3. The nurse is admitting a child with severe isotonic dehydration. Which intravenous fluid should the nurse anticipate the doctor to order initially to replace fluids?
- A. 0.9% normal saline
- B. D5 0.2% (1/4) normal saline
- C. D5W
- D. Albumin
Correct answer: A
Rationale: In the case of severe isotonic dehydration, the initial fluid of choice is 0.9% normal saline. This solution is preferred because it helps to restore both fluids and electrolytes effectively. Options B, C, and D are not suitable for the initial management of severe isotonic dehydration. D5 0.2% (1/4) normal saline (Choice B) is a hypotonic solution and might worsen the imbalance. D5W (Choice C) is a hypotonic solution that does not contain electrolytes essential for rehydration. Albumin (Choice D) is a colloid solution used for specific indications like hypoproteinemia or hypoalbuminemia, not for initial rehydration in severe dehydration.
4. In what condition should the nurse be alert for altered fluid requirements in children? (Select all that apply.)
- A. Oliguric renal failure
- B. Increased intracranial pressure
- C. Mechanical ventilation
- D. All above
Correct answer: D
Rationale: Conditions like oliguric renal failure, increased intracranial pressure, and mechanical ventilation significantly alter fluid requirements in children. These conditions either restrict fluid output or require careful fluid management to avoid worsening the condition.

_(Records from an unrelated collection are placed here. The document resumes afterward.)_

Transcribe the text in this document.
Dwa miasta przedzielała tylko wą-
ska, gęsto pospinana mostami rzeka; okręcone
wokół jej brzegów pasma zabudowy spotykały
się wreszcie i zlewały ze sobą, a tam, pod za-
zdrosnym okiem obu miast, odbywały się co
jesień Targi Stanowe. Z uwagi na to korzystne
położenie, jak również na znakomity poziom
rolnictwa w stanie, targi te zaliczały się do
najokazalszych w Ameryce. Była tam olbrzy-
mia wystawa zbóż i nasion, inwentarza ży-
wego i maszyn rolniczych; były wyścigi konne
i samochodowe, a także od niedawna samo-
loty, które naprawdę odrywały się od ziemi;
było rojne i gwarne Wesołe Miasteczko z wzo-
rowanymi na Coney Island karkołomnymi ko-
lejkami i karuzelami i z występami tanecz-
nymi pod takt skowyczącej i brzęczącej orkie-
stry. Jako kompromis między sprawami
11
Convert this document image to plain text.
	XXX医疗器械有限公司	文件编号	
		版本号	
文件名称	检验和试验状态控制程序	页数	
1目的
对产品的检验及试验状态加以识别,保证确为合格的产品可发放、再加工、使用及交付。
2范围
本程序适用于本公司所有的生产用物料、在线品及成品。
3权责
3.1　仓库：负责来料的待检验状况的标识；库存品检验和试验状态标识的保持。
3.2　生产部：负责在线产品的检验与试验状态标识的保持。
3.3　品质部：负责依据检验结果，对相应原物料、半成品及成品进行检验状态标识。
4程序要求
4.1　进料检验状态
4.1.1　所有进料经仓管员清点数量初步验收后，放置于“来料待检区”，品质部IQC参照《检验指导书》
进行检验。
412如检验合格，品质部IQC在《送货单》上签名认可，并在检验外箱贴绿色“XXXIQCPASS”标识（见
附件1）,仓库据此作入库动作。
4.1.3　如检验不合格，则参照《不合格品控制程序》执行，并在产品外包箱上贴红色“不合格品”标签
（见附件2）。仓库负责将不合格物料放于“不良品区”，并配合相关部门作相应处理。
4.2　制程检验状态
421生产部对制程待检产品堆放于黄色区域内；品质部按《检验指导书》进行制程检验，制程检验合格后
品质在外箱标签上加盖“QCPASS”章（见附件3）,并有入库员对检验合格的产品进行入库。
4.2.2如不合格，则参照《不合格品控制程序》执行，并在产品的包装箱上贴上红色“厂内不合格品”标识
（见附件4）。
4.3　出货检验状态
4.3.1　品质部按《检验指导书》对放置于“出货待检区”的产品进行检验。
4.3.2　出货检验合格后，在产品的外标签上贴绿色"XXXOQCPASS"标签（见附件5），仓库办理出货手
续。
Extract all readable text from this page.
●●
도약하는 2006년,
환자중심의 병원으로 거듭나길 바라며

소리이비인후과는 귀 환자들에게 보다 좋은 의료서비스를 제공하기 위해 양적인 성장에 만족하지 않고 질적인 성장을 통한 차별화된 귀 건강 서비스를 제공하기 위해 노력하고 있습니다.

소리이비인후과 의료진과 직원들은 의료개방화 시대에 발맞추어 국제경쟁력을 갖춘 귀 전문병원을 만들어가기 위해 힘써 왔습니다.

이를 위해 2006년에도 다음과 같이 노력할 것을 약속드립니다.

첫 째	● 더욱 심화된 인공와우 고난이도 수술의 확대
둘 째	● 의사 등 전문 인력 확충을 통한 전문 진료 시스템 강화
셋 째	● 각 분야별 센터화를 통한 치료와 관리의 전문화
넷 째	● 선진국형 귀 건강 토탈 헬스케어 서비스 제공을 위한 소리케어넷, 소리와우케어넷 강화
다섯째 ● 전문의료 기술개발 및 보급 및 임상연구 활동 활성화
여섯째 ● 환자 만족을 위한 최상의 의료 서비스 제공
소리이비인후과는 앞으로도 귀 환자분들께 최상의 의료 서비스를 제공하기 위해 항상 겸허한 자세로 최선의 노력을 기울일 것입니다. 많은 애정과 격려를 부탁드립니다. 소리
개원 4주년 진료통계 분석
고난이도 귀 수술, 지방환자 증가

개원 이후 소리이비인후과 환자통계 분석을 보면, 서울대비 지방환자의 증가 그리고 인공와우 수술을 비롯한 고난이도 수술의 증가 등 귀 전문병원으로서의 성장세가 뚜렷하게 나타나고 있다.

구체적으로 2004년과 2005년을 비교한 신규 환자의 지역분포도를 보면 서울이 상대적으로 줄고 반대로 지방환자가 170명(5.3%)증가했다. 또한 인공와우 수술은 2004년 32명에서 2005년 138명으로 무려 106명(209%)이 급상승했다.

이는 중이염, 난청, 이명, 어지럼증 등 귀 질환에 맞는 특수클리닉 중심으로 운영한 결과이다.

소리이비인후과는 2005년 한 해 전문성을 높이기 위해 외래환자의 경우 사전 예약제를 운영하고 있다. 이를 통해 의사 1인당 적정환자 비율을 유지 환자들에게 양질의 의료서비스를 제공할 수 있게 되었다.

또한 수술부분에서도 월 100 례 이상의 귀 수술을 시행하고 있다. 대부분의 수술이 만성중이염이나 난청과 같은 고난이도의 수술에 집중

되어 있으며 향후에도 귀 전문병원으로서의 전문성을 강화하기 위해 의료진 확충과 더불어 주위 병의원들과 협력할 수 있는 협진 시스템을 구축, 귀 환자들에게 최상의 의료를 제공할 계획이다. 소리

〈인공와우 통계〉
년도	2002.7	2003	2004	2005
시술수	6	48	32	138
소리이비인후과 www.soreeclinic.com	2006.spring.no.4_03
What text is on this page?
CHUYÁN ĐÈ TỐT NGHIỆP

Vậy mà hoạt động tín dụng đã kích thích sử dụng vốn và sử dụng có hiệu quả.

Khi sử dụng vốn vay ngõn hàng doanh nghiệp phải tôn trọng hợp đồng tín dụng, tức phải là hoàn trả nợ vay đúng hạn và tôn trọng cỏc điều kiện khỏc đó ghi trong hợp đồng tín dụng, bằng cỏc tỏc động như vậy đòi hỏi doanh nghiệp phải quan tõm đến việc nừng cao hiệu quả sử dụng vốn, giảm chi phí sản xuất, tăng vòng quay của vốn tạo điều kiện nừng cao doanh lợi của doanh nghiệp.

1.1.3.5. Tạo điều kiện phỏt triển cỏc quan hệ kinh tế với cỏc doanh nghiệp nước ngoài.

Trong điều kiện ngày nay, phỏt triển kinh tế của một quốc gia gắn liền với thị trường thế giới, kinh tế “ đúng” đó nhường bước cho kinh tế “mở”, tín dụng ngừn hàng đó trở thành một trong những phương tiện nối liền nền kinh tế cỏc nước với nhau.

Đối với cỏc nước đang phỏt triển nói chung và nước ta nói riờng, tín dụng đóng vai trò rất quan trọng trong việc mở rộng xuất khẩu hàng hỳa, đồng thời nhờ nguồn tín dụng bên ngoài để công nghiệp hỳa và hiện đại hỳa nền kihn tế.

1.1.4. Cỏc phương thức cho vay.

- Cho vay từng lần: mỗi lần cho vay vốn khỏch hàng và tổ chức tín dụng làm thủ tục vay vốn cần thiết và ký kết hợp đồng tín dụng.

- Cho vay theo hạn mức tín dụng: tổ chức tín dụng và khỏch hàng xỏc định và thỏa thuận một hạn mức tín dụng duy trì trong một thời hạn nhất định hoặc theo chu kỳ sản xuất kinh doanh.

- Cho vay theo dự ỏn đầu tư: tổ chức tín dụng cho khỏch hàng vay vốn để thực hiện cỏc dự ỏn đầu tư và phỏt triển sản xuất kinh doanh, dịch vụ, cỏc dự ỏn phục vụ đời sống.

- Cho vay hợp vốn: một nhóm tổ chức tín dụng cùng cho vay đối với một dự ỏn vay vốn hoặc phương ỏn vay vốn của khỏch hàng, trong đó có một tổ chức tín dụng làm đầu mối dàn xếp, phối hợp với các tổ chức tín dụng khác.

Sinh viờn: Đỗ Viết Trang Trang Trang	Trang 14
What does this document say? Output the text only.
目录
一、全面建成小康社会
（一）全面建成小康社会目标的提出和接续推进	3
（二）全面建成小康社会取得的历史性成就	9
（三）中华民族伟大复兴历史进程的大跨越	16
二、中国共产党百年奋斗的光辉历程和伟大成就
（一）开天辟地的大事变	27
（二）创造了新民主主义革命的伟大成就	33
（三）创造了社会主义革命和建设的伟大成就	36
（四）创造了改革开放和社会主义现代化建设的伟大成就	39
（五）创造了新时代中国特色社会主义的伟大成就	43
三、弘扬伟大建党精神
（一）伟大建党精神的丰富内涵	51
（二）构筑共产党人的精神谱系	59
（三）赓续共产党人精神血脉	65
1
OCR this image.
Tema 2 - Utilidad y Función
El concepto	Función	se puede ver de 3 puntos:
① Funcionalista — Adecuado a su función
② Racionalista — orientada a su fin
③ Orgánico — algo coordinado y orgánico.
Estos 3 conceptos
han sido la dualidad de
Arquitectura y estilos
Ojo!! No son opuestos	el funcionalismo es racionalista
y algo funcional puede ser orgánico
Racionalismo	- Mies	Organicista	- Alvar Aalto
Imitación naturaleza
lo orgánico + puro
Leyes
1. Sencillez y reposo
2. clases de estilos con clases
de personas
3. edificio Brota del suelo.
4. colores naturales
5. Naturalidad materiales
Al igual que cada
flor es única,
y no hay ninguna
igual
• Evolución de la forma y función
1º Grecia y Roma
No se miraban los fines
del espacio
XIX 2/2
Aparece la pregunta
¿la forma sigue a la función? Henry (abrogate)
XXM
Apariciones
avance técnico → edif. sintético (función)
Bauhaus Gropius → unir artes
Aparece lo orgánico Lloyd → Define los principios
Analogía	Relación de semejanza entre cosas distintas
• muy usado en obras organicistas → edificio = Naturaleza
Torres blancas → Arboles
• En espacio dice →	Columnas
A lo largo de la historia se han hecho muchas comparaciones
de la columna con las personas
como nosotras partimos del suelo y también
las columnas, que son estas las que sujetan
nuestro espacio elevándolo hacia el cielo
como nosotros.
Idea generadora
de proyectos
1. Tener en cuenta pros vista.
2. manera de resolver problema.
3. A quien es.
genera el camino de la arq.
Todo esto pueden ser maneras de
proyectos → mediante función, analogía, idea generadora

5. The nurse is caring postoperatively for an 8-year-old child with multiple fractures and other traumatic injuries from a motor vehicle crash. The child is experiencing severe pain. What is an important consideration in managing the child’s pain?
- A. Give only an opioid analgesic at this time.
- B. Increase the dosage of analgesic until the child is adequately sedated.
- C. Plan a preventive schedule of pain medication around the clock.
- D. Give the child a clock and explain when they can have pain medications.
Correct answer: C
Rationale: For severe postoperative pain, a preventive around-the-clock schedule is necessary to prevent decreased plasma levels of medications. Providing only an opioid analgesic at this time may not be sufficient for effective pain management. Increasing the dosage without an order is unsafe and may lead to oversedation. Planning a preventive schedule of pain medication around the clock ensures consistent pain relief and better management. Giving the child a clock and explaining when they can have pain medications may increase the child's focus on waiting for relief rather than addressing the pain promptly, making it a less effective strategy.